Annie realized her talent at shooting and entered a contest with touring champion Frank Butler on Thanksgiving Day in 1875.  Annie not only beat Butler in the shooting match, but also stole his heart and they were married in 1876. For the first few years of their marriage, Butler toured with a male partner, performing acts of marksmanship on stage. When his partner fell ill on May 1st, 1882 and Annie replaced him, she won instant praises for her shooting skills. Soon after, Butler began managing the act of Annie performing by herself.  It was around this time Annie adopted the professional name of “Oakley,” from the Cincinnati, Ohio neighborhood of Oakley. In 1884, Annie attracted the attention of the Native American warrior Sitting Bull, who nicknamed her “Little Sure Shot.”

AnnieOakleyPoster

 

Annie and her husband joined Buffalo Bill’s Wild West Show in 1885, touring with the show for over 15 years. Audiences were dazzled by Annie’s shooting abilities as she shot off the end of a cigarette held in her husband’s lips, hit the thin edge of a playing card from 30 paces, or shot distant targets while looking into a mirror. She could also shoot holes through playing cards thrown into the air before they landed. In 1887, Annie became an international sensation when she performed at the American Exposition in London.  There, Annie met Queen Victoria, who called her a “very clever little girl”, winning the adoration of British newspapers.  Annie had become America’s first female superstar.

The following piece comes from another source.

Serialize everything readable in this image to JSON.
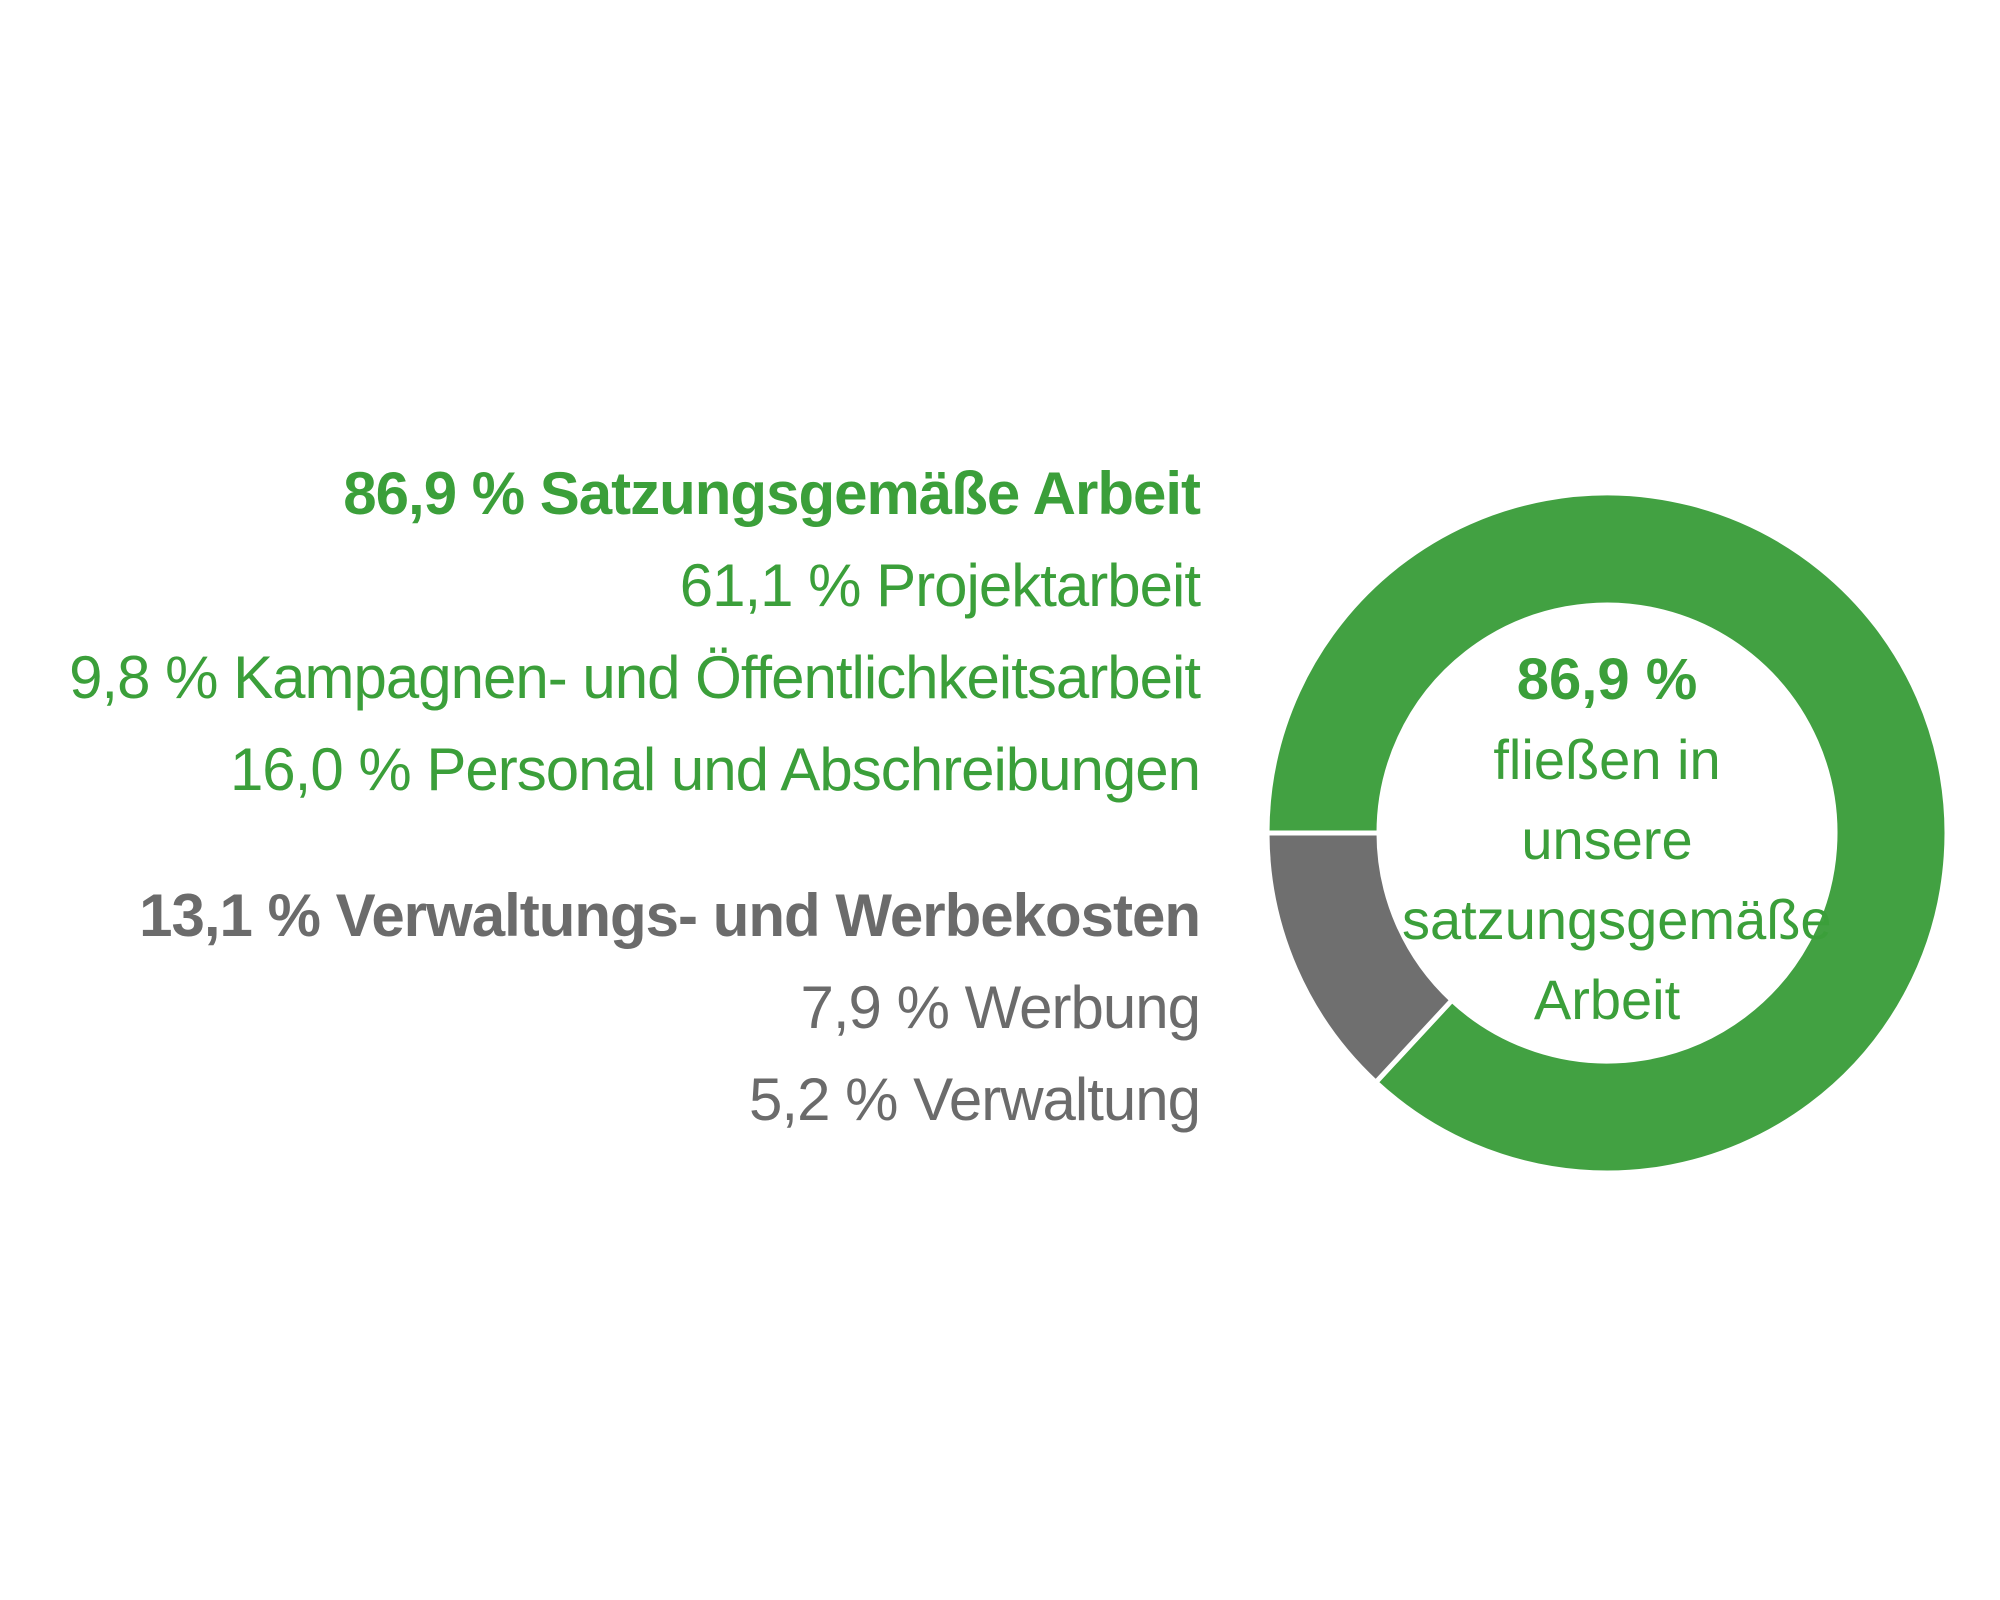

Annie and her husband were in a train accident in 1901, and shortly thereafter she left Buffalo Bill’s Wild West Show to pursue other interests.  In 1903, she was appearing on stage in a melodrama written for her, The Western Girl. She then joined another Wild West show, called the Young Buffalo Show, performing until 1913.  Annie and her husband retired in 1913, living in Cambridge, Maryland. Annie passed the time by hunting, fishing, and teaching marksmanship to women. Annie was also an avid giver to charity, performing at events and giving donations to help orphans. During World War I, Oakley raised money for the Red Cross by giving shooting demonstrations at army camps around the country.

Annie Oakley died on November 3, 1926 in Greenville, Ohio. Her husband of 50 years, Frank Butler, died 18 days later. Escaping a poor childhood, Annie Oakley’s hard work and talented, catapulted her to become the first female star in a male dominated profession.